Currently we are facing the problem of microplastics and pharmaceuticals contaminating waters. Plastics in the ocean are affected by different meteorological conditions, and, when accumulated in waters, they not only are eaten by the fish we might later consume, which can lead to certain health risks, but they also release the chemical contamination to the water. Further, in the sphere of pharmaceuticals new drugs are constantly developed that eventually pollute waters requiring tailored approach to the purification process.
Representative from a German research center pointed out the problem of not only micro- but also nanoplastics posing a challenge in the future. The suggestion offered was that public should change their behavior and turn to conscious consumption. Moreover, the design of products should be considered: if it is necessary to include as much plastic in it as is currently applied.
The human factor was also highlighted by the representative of Estonia. Mait Kriipsalu from the Estonian University of Life Sciences argued that behind the technologies that allow Estonia benefit from the clean drinking water from the tap there should always be qualified people.
Discussion of tendencies was continued with a remark by the speaker from Costa Rica:
“We discharged as lot of pollutants to the water bodies, because we considered water bodies to be ready for it.
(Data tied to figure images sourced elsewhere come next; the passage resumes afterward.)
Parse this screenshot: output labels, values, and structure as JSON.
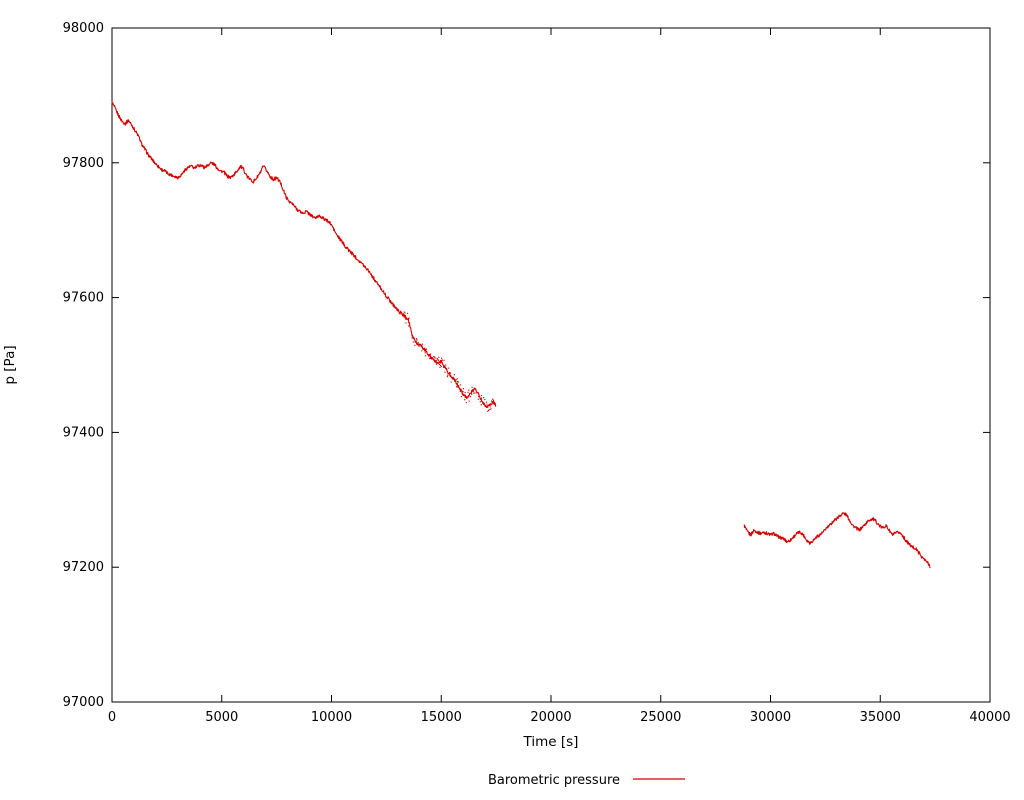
{
  "chart_data": {
    "type": "scatter",
    "title": "",
    "xlabel": "Time [s]",
    "ylabel": "p [Pa]",
    "xlim": [
      0,
      40000
    ],
    "ylim": [
      97000,
      98000
    ],
    "xticks": [
      0,
      5000,
      10000,
      15000,
      20000,
      25000,
      30000,
      35000,
      40000
    ],
    "yticks": [
      97000,
      97200,
      97400,
      97600,
      97800,
      98000
    ],
    "grid": false,
    "legend": {
      "label": "Barometric pressure",
      "position": "bottom-center"
    },
    "noise": {
      "base_amp_pa": 2.4,
      "regions": [
        {
          "from": 13200,
          "to": 17500,
          "amp": 9
        }
      ]
    },
    "series": [
      {
        "name": "Barometric pressure",
        "color": "#d40000",
        "segments": [
          [
            [
              0,
              97890
            ],
            [
              150,
              97880
            ],
            [
              300,
              97870
            ],
            [
              450,
              97862
            ],
            [
              600,
              97858
            ],
            [
              750,
              97863
            ],
            [
              900,
              97856
            ],
            [
              1050,
              97848
            ],
            [
              1200,
              97840
            ],
            [
              1350,
              97828
            ],
            [
              1500,
              97820
            ],
            [
              1650,
              97812
            ],
            [
              1800,
              97806
            ],
            [
              1950,
              97800
            ],
            [
              2100,
              97795
            ],
            [
              2250,
              97790
            ],
            [
              2400,
              97788
            ],
            [
              2550,
              97784
            ],
            [
              2700,
              97782
            ],
            [
              2850,
              97780
            ],
            [
              3000,
              97778
            ],
            [
              3150,
              97782
            ],
            [
              3300,
              97788
            ],
            [
              3450,
              97793
            ],
            [
              3600,
              97795
            ],
            [
              3750,
              97792
            ],
            [
              3900,
              97795
            ],
            [
              4050,
              97797
            ],
            [
              4200,
              97793
            ],
            [
              4350,
              97796
            ],
            [
              4500,
              97800
            ],
            [
              4650,
              97798
            ],
            [
              4800,
              97792
            ],
            [
              4950,
              97788
            ],
            [
              5100,
              97786
            ],
            [
              5250,
              97780
            ],
            [
              5400,
              97778
            ],
            [
              5550,
              97782
            ],
            [
              5700,
              97788
            ],
            [
              5850,
              97795
            ],
            [
              6000,
              97790
            ],
            [
              6150,
              97780
            ],
            [
              6300,
              97775
            ],
            [
              6450,
              97772
            ],
            [
              6600,
              97778
            ],
            [
              6750,
              97785
            ],
            [
              6900,
              97795
            ],
            [
              7050,
              97788
            ],
            [
              7200,
              97780
            ],
            [
              7350,
              97775
            ],
            [
              7500,
              97778
            ],
            [
              7650,
              97772
            ],
            [
              7800,
              97760
            ],
            [
              7950,
              97748
            ],
            [
              8100,
              97742
            ],
            [
              8250,
              97738
            ],
            [
              8400,
              97732
            ],
            [
              8550,
              97728
            ],
            [
              8700,
              97725
            ],
            [
              8850,
              97728
            ],
            [
              9000,
              97724
            ],
            [
              9150,
              97720
            ],
            [
              9300,
              97718
            ],
            [
              9450,
              97722
            ],
            [
              9600,
              97718
            ],
            [
              9750,
              97715
            ],
            [
              9900,
              97712
            ],
            [
              10050,
              97705
            ],
            [
              10200,
              97695
            ],
            [
              10350,
              97688
            ],
            [
              10500,
              97682
            ],
            [
              10650,
              97675
            ],
            [
              10800,
              97670
            ],
            [
              10950,
              97665
            ],
            [
              11100,
              97660
            ],
            [
              11250,
              97655
            ],
            [
              11400,
              97650
            ],
            [
              11550,
              97645
            ],
            [
              11700,
              97640
            ],
            [
              11850,
              97632
            ],
            [
              12000,
              97625
            ],
            [
              12150,
              97618
            ],
            [
              12300,
              97612
            ],
            [
              12450,
              97604
            ],
            [
              12600,
              97598
            ],
            [
              12750,
              97592
            ],
            [
              12900,
              97586
            ],
            [
              13050,
              97580
            ],
            [
              13200,
              97576
            ],
            [
              13350,
              97572
            ],
            [
              13500,
              97568
            ],
            [
              13650,
              97546
            ],
            [
              13800,
              97536
            ],
            [
              13950,
              97530
            ],
            [
              14100,
              97528
            ],
            [
              14250,
              97522
            ],
            [
              14400,
              97516
            ],
            [
              14550,
              97510
            ],
            [
              14700,
              97506
            ],
            [
              14850,
              97503
            ],
            [
              15000,
              97505
            ],
            [
              15150,
              97498
            ],
            [
              15300,
              97490
            ],
            [
              15450,
              97483
            ],
            [
              15600,
              97478
            ],
            [
              15750,
              97470
            ],
            [
              15900,
              97462
            ],
            [
              16050,
              97455
            ],
            [
              16200,
              97452
            ],
            [
              16350,
              97458
            ],
            [
              16500,
              97466
            ],
            [
              16650,
              97460
            ],
            [
              16800,
              97450
            ],
            [
              16950,
              97442
            ],
            [
              17100,
              97438
            ],
            [
              17250,
              97442
            ],
            [
              17400,
              97446
            ],
            [
              17500,
              97438
            ]
          ],
          [
            [
              28800,
              97262
            ],
            [
              28950,
              97252
            ],
            [
              29100,
              97248
            ],
            [
              29250,
              97255
            ],
            [
              29400,
              97252
            ],
            [
              29550,
              97250
            ],
            [
              29700,
              97252
            ],
            [
              29850,
              97250
            ],
            [
              30000,
              97248
            ],
            [
              30150,
              97250
            ],
            [
              30300,
              97246
            ],
            [
              30450,
              97244
            ],
            [
              30600,
              97242
            ],
            [
              30750,
              97238
            ],
            [
              30900,
              97240
            ],
            [
              31050,
              97245
            ],
            [
              31200,
              97250
            ],
            [
              31350,
              97252
            ],
            [
              31500,
              97248
            ],
            [
              31650,
              97240
            ],
            [
              31800,
              97236
            ],
            [
              31950,
              97240
            ],
            [
              32100,
              97245
            ],
            [
              32250,
              97248
            ],
            [
              32400,
              97252
            ],
            [
              32550,
              97258
            ],
            [
              32700,
              97262
            ],
            [
              32850,
              97268
            ],
            [
              33000,
              97272
            ],
            [
              33150,
              97276
            ],
            [
              33300,
              97280
            ],
            [
              33450,
              97278
            ],
            [
              33600,
              97270
            ],
            [
              33750,
              97262
            ],
            [
              33900,
              97258
            ],
            [
              34050,
              97255
            ],
            [
              34200,
              97260
            ],
            [
              34350,
              97265
            ],
            [
              34500,
              97270
            ],
            [
              34650,
              97272
            ],
            [
              34800,
              97268
            ],
            [
              34950,
              97262
            ],
            [
              35100,
              97258
            ],
            [
              35250,
              97262
            ],
            [
              35400,
              97255
            ],
            [
              35550,
              97248
            ],
            [
              35700,
              97250
            ],
            [
              35850,
              97252
            ],
            [
              36000,
              97248
            ],
            [
              36150,
              97240
            ],
            [
              36300,
              97235
            ],
            [
              36450,
              97230
            ],
            [
              36600,
              97228
            ],
            [
              36750,
              97222
            ],
            [
              36900,
              97215
            ],
            [
              37050,
              97210
            ],
            [
              37200,
              97205
            ],
            [
              37300,
              97200
            ]
          ]
        ]
      }
    ]
  }
}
Now, when we talk about recycling, we start thinking about safety and become more careful in how to deal with this water, and what extra treatment is required”
Communicating beyond the borders
To bring up the positive regional developments done through transnational projects, the IWAMA project organized a separate session on smart wastewater management examples in the framework of the Eco-Tech conference.
During the session, the representatives of the project presented several outputs: the benchmark of the WWT performance in energy and sludge for the Baltic Sea Region and two examples of project investments. One of the investments has been implemented in Gdansk and represents an anammox-constructed pilot wetland plant. Another investment was done on Grevesmuhlen WWTP in collaboration with the aqua&waste private company – the presentation highlighted benefits of applying modelling and introduced the decision-making tool developed in the project. Moreover, the session demonstrated to participants the Baltic Smart Water Hub as a platform for gathering and coherently presenting regional highlights in the water sector.